The microfluidics separation has absorbed wide-ranging attention in recent years due to its outstanding advantages in biological, medical, clinical, and diagnostical cell studies. While conventional separation methods failed to render the acceptable performance, microfluidics sorting methods offer many privileges such as high throughput, user-friendliness, minimizing sample volumes, cost-efficiency, non-invasive procedures, high precision, improved portability, quick processing, etc. Among the inertial microfluidics approaches such as the straight and curved microchannels, although the spiral microchannels, which are the sorts of passive separations, are complicated in concepts and geometries, they have demonstrated auspicious benefits for this purpose. Thus, numerous studies have strived to explain the principle of particle migrating and forces in these complex microchannels. However, a comprehensive understanding is still necessary. On the other side, it is manifest that the diagnosis and separation of circulating tumor cells (CTCs) from the blood are significant for targeted treatments of this detrimental disease. Therefore, this study aims to review the previous investigations and developments for understanding the CTC separation using the spiral microchannels straightforwardly and profoundly. After elucidating the inertial microfluidics and their governing physics in simple terms, we provide insights about spiral microchannels’ mechanism and concepts, the secondary flow, the cross-section effects on the separation processes, the investigation about CTCs in the spiral microchannels specifically, and finally, the future applications and challenges of this kind of inertial microfluidics. The analyses reveal that new approaches should be conducted to use spiral microchannels with combined cross-sections. These kinds of microchannels with optimum size and shape of cross-sections can improve performance efficiently.
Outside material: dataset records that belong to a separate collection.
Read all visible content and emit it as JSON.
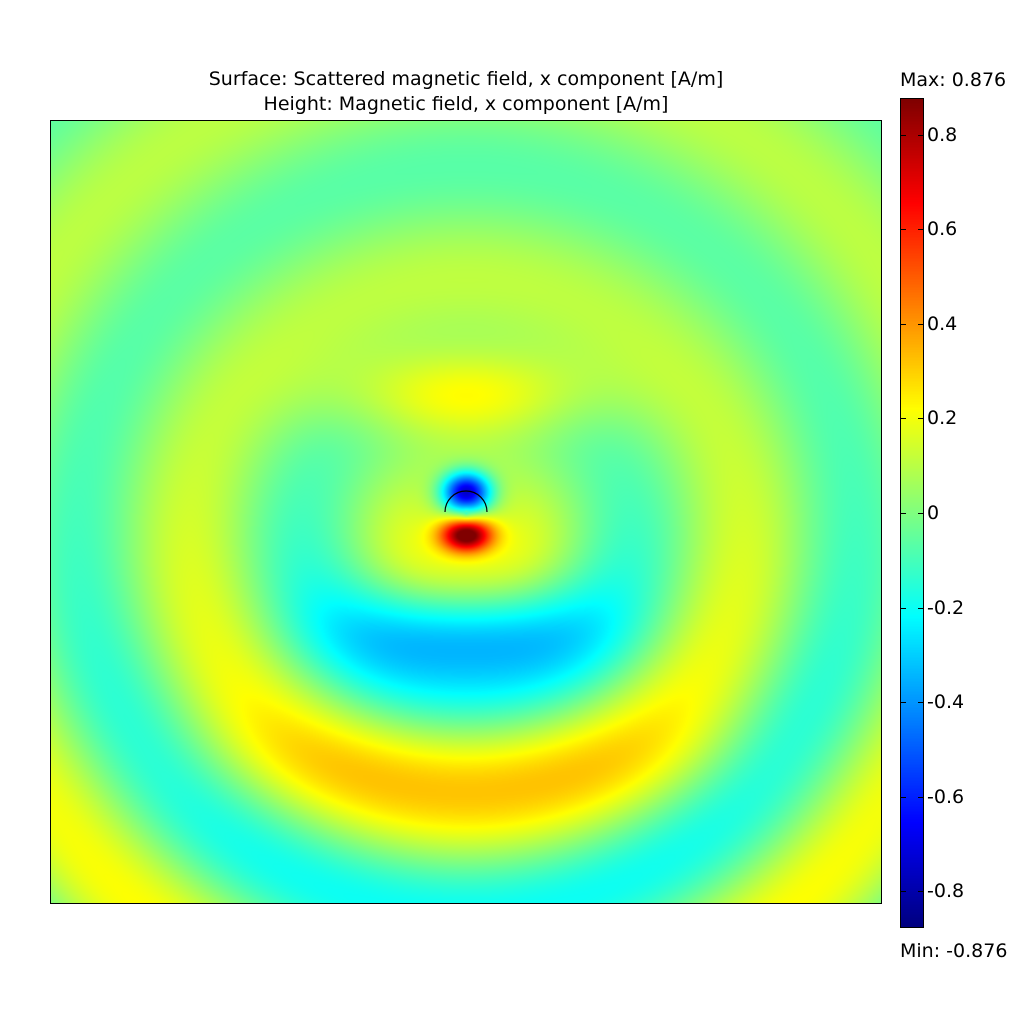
{
  "chart_data": {
    "type": "heatmap",
    "title_line_1": "Surface: Scattered magnetic field, x component [A/m]",
    "title_line_2": "Height: Magnetic field, x component [A/m]",
    "colorbar": {
      "max_label": "Max: 0.876",
      "min_label": "Min: -0.876",
      "max": 0.876,
      "min": -0.876,
      "ticks": [
        0.8,
        0.6,
        0.4,
        0.2,
        0,
        -0.2,
        -0.4,
        -0.6,
        -0.8
      ],
      "tick_labels": [
        "0.8",
        "0.6",
        "0.4",
        "0.2",
        "0",
        "-0.2",
        "-0.4",
        "-0.6",
        "-0.8"
      ],
      "colormap": "jet"
    },
    "field_pattern": "concentric rings around a small semicircular scatterer; strong negative lobe above the scatterer, strong positive lobe below it",
    "colors": {
      "outline": "#000000",
      "background": "#ffffff"
    }
  }
}
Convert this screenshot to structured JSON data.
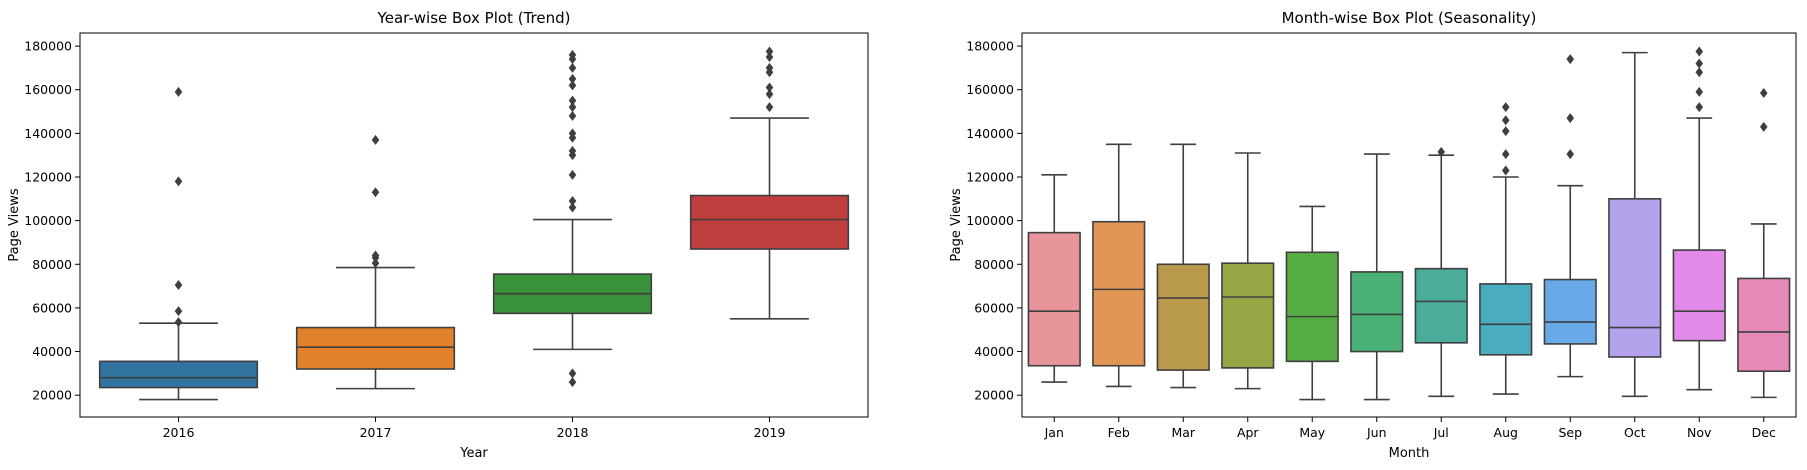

近年来，微流体分离因其在生物、医学、临床和诊断细胞研究中的突出优势而受到广泛关注。虽然传统的分离方法未能提供可接受的性能，但微流体分选方法提供了许多优势，例如高通量、用户友好性、最小化样本量、成本效益、非侵入性程序、高精度、改进的便携性、快速处理等。在直线和弯曲微通道等惯性微流体方法中，虽然螺旋微通道是一种被动分离，但在概念和几何形状上都很复杂，但它们已经证明了这一目的的吉祥好处。因此，许多研究都在努力解释这些复杂微通道中粒子迁移和力的原理。但是，仍然需要全面的了解。另一方面，循环肿瘤细胞 (CTC) 的诊断和从血液中的分离对于这种有害疾病的靶向治疗很重要。因此，本研究旨在回顾以前的研究和发展，以直接而深刻地理解使用螺旋微通道的 CTC 分离。在简单地阐明惯性微流体及其控制物理之后，我们提供了关于螺旋微通道的机制和概念、二次流动、对分离过程的横截面影响、特别是对螺旋微通道中 CTC 的研究的见解，最后，这种惯性微流体的未来应用和挑战。分析表明，应该采用新方法来使用具有组合横截面的螺旋微通道。这些具有最佳尺寸和横截面形状的微通道可以有效地提高性能。